一人正是此前以展昭身份,出現在眾人身邊的大盜「陷空」,此時不再掩飾,眼神里的桀驁之色就流露出來,不甘示弱地看着另一位。
那被盯着的俠士,鼻如膽懸,目若朗星,滿是英武之氣,神態自若地與之對視。
「這位十之八九就是真展昭了,兩人倒有幾分相似!」
公孫策默默評價之際,白玉堂唰的一下扭過頭,看着公孫策走來的方向,眼睛眨了眨,馬上反應過來:「好啊!原來在那邊等着我」
說罷,他對着狄進道:「不過你運氣不好,被這個人攪和了,你若是剛剛擒了我,我願賭服輸,會告訴你真相,但現在有這個人不行,他是偷襲的,我不認!」
「我不是偷襲,只是戳破你的障眼法」
展昭認真解釋:「你剛剛確實耗了些氣力,原本你我動手,我要百招才能勝伱,方才那般,不出三十招,你就要落敗了!」
白玉堂勃然大怒:「來來來,我們再比劃比劃,我倒要看看你怎麼三十招內拿了我!」
展昭不理他,對着狄進抱了抱拳:「狄三元見諒,我早已入京,一直在暗中查訪,直到方才出手,擾了你們佈置」
「這是哪的話,我們的佈置就是要留下這位大盜,展少俠出手,萬無一失,自是再好不過!」
狄進笑了笑:「這裏不是說話的地方,明遠,你先帶他們進去,我稍候就來!」
「好!」
公孫策帶着展昭,展昭監視着被搜出一身東西的白玉堂,一起入了院子。
另一邊,唐檜恨恨地看向白玉堂,顯然對之前的被擒耿耿於懷,張子華和陳遂良剛剛也被打傷,倒是沒有什麼怨恨之色,反倒覺得如釋重負。
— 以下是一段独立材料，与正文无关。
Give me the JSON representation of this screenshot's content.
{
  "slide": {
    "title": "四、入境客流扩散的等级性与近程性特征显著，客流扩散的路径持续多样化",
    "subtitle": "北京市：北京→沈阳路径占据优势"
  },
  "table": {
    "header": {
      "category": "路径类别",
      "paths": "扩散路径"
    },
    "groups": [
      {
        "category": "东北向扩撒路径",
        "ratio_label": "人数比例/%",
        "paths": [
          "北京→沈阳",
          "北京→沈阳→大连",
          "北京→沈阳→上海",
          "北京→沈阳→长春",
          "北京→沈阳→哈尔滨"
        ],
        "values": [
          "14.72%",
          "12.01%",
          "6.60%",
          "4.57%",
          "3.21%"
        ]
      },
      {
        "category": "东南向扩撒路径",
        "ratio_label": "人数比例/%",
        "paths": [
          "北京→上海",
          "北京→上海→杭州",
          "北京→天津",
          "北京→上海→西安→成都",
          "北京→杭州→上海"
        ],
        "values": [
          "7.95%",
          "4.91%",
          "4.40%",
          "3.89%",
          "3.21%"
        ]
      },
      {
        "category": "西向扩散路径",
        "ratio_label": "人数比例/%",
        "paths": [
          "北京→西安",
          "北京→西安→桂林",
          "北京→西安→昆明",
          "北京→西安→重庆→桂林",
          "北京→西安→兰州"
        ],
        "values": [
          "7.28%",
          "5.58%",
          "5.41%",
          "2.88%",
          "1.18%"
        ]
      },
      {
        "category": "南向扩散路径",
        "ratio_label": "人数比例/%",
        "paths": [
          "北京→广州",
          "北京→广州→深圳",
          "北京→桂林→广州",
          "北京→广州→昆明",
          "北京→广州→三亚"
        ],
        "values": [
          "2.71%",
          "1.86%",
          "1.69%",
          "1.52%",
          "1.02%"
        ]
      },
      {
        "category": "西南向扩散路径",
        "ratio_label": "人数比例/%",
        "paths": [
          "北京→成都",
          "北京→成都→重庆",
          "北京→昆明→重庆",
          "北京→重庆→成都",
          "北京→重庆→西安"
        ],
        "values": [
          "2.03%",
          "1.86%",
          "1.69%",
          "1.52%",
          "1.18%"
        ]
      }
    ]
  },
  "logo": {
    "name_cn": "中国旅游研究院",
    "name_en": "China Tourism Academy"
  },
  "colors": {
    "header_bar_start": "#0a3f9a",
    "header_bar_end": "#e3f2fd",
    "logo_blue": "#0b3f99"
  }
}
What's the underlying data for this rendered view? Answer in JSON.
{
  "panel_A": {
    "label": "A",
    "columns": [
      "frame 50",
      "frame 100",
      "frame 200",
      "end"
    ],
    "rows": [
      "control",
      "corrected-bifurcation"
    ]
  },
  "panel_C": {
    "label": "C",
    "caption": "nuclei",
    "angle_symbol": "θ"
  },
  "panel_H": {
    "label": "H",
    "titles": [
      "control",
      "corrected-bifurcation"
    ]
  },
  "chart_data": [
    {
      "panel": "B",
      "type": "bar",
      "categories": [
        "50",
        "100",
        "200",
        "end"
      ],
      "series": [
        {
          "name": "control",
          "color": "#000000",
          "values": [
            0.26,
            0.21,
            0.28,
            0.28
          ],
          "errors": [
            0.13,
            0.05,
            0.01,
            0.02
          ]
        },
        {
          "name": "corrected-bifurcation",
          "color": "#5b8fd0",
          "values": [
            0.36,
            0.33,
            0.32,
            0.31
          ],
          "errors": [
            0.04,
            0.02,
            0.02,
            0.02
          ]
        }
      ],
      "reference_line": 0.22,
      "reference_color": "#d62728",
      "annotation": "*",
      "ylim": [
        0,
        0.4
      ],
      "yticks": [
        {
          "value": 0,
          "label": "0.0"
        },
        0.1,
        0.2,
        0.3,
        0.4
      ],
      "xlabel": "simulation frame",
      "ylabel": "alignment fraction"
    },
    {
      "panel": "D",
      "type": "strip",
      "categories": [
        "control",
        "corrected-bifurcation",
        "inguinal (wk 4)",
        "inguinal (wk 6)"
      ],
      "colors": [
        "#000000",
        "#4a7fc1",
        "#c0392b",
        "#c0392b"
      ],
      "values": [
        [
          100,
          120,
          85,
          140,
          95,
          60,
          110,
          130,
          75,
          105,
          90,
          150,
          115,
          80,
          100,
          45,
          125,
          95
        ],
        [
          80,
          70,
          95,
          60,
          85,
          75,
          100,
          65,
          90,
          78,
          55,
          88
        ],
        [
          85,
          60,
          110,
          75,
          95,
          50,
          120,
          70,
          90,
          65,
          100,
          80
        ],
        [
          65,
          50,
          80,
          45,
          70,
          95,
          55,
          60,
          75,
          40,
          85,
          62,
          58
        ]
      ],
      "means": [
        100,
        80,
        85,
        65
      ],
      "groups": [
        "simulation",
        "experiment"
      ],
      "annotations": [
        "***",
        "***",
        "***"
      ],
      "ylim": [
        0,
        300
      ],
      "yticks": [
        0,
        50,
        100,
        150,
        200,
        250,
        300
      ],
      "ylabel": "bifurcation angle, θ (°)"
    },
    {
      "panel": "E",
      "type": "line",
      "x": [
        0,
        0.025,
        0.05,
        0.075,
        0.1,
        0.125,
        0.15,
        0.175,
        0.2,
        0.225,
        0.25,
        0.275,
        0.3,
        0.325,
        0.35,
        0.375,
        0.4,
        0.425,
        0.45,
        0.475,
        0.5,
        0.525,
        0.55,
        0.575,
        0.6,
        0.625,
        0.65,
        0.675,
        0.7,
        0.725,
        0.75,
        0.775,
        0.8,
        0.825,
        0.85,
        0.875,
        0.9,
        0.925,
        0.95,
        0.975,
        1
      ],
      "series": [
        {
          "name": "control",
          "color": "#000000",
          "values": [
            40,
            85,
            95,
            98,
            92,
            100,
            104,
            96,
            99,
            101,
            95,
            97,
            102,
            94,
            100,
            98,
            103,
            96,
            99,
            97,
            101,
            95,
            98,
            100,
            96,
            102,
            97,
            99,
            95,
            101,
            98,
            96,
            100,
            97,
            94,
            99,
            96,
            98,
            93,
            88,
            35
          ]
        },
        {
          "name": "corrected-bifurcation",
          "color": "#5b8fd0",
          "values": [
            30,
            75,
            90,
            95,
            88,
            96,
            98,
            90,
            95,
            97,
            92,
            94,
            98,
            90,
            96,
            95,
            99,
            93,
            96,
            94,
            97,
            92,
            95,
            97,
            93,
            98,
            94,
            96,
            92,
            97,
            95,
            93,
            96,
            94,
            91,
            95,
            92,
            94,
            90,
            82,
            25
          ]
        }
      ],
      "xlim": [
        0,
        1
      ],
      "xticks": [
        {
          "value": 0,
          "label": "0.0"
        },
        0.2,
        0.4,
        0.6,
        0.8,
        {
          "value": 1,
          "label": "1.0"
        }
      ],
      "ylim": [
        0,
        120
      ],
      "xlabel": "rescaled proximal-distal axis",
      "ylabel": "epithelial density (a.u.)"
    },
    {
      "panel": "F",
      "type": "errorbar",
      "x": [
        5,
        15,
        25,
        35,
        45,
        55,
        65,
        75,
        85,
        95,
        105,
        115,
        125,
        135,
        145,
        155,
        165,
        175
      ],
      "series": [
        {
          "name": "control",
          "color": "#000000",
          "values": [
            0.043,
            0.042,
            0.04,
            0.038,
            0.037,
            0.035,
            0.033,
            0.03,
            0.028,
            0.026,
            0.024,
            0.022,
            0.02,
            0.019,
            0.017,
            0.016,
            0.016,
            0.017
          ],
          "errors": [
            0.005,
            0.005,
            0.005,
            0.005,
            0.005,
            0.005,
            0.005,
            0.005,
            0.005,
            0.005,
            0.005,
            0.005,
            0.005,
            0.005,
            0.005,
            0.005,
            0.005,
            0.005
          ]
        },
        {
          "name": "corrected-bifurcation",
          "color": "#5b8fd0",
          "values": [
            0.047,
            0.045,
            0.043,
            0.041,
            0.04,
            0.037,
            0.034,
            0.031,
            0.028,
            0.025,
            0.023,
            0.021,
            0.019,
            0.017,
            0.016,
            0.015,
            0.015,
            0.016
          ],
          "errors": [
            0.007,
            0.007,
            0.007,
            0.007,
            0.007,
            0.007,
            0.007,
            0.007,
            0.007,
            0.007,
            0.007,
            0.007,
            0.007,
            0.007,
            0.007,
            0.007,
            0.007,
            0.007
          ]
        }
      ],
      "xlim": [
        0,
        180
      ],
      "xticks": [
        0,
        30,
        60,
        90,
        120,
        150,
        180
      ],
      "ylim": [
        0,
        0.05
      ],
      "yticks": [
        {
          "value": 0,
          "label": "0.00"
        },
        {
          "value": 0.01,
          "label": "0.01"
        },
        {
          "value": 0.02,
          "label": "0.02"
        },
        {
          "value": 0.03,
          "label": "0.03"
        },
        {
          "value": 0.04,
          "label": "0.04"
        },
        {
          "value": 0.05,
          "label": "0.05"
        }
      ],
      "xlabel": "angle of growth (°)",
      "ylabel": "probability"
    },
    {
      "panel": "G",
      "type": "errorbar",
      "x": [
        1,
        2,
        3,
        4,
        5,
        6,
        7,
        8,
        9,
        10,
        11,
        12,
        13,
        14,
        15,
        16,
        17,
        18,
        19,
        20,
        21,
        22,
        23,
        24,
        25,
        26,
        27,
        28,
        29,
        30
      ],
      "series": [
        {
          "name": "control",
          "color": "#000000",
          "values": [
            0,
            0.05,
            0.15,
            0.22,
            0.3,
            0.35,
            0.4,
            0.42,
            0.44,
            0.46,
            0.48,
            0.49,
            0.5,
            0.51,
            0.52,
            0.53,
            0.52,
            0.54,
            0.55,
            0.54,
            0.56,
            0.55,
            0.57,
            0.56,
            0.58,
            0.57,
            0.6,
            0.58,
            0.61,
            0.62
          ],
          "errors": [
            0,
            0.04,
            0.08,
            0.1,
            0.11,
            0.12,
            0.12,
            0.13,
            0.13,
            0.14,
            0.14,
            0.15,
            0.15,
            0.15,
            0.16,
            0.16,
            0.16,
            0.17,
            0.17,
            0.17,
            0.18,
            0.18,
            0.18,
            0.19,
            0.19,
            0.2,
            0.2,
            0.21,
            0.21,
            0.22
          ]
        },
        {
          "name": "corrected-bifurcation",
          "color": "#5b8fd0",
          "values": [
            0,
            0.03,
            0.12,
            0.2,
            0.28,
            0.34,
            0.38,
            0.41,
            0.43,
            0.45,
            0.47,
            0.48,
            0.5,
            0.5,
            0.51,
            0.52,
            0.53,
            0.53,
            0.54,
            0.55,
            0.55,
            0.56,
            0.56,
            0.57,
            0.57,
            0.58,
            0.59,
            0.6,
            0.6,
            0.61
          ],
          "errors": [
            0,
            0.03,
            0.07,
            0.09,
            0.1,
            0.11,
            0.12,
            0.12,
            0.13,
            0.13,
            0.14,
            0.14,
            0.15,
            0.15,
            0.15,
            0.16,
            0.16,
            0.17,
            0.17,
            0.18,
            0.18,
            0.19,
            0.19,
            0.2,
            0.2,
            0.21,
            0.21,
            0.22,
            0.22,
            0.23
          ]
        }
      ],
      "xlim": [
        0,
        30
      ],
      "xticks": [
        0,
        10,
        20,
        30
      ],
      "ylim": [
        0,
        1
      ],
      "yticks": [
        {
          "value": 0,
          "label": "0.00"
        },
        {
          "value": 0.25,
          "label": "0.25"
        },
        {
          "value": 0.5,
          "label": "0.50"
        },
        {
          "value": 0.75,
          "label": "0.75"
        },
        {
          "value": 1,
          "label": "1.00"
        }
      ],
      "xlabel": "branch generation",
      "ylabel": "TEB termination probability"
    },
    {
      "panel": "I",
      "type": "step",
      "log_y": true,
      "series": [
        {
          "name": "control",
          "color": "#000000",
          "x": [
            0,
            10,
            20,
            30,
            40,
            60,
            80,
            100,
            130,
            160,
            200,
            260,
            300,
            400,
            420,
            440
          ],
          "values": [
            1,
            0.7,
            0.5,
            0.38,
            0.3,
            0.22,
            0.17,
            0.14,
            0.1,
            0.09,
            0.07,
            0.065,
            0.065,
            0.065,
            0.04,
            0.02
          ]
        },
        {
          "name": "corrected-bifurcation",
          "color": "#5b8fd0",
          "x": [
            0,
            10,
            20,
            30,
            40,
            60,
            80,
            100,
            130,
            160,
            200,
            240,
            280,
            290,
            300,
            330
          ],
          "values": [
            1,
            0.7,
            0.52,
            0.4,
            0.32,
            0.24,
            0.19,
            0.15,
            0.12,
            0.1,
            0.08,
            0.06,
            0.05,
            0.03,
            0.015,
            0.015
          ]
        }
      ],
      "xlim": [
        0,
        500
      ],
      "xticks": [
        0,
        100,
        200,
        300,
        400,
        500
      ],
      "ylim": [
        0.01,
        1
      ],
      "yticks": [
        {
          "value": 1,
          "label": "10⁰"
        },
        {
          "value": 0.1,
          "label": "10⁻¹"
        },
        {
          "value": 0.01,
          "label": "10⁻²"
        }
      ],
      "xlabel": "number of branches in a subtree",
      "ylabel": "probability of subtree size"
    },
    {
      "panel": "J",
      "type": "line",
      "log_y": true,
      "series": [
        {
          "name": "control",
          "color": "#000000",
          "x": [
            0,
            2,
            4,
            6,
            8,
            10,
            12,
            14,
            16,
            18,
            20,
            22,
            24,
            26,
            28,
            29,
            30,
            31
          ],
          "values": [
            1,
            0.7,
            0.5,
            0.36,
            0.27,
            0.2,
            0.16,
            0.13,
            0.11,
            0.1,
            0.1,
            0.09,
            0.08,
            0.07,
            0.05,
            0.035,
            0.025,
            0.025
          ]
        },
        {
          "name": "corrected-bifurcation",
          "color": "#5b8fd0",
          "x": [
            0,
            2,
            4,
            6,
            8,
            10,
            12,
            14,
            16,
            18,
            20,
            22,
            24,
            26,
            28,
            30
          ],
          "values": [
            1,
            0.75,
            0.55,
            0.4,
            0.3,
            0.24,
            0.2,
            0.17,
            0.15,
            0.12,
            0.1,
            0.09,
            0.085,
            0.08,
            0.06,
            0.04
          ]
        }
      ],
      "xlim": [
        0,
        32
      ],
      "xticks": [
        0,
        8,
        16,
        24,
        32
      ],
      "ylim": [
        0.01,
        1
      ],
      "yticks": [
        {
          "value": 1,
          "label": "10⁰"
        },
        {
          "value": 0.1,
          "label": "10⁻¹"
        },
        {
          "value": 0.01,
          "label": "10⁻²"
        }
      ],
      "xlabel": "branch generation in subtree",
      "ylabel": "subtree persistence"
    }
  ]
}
無論如何,賊子沒有走脫,他們對於主家也有了交代,可以放下這副擔子了。
狄進走了過來,拱手一禮:「多謝諸位義士出手相助,此番若無大家齊心協力,也無法順利將人留下!」
張子華和陳遂良齊齊還禮:「不敢!不敢!」
唐檜則按捺不住:「不知狄三元要怎麼處置這個賊子?」
狄進道:「這要看具體罪名了,『陷空』可曾在蜀中盜取過珍寶?」
唐檜仔細想了想:「二三十年前好像有過,近十幾年倒是未曾聽過了,他定是怕了,我蜀中十三家團結一致,此人若敢來,必定栽在我等手裏!」
蜀地確實相對封閉,但大戶的富饒程度其實不遜於江南,「陷空」卻不光顧,顯然目的性明確,狄進微微點頭:「如此最好!」
唐檜有些尷尬,趕忙找補:「此番狄三元沒見識到我的『霹靂陣』,實在可惜,不過此人的彌勒妖法被我輕鬆破去,他也是碰上克星了!」
「那招確實高明,令人大開眼界!」
狄進給了一個台階,順勢問道:「神仙索不是街頭雜耍之術麼?如何成了彌勒妖術?」
唐檜趕忙解釋道:「尋常街邊雜耍之人,可使不出神仙索這等手段,有此高超技藝的,必定有上乘傳承,多與教派有關!而這彌勒妖術不怕刀劈劍刺,最是懼火,在下稍加嘗試,果然奏效!」
「不愧是霹靂子!」
狄進沒有小覷對方,江湖中人多少有着兩手絕活,何況是這等被潘府招為門客供養的,從對方口中打聽了不少南方教派的情況後,又將前來支援的機宜司和開封府衙的弓手安排妥當,這才朝着院子而去。
進了院子,第一眼看到的,是被抬過來的崔琦。
這個吃了強效蒙汗藥丸的犯人,沉沉睡着,根本不知自己幾度易手,較量又是何等驚心動魄。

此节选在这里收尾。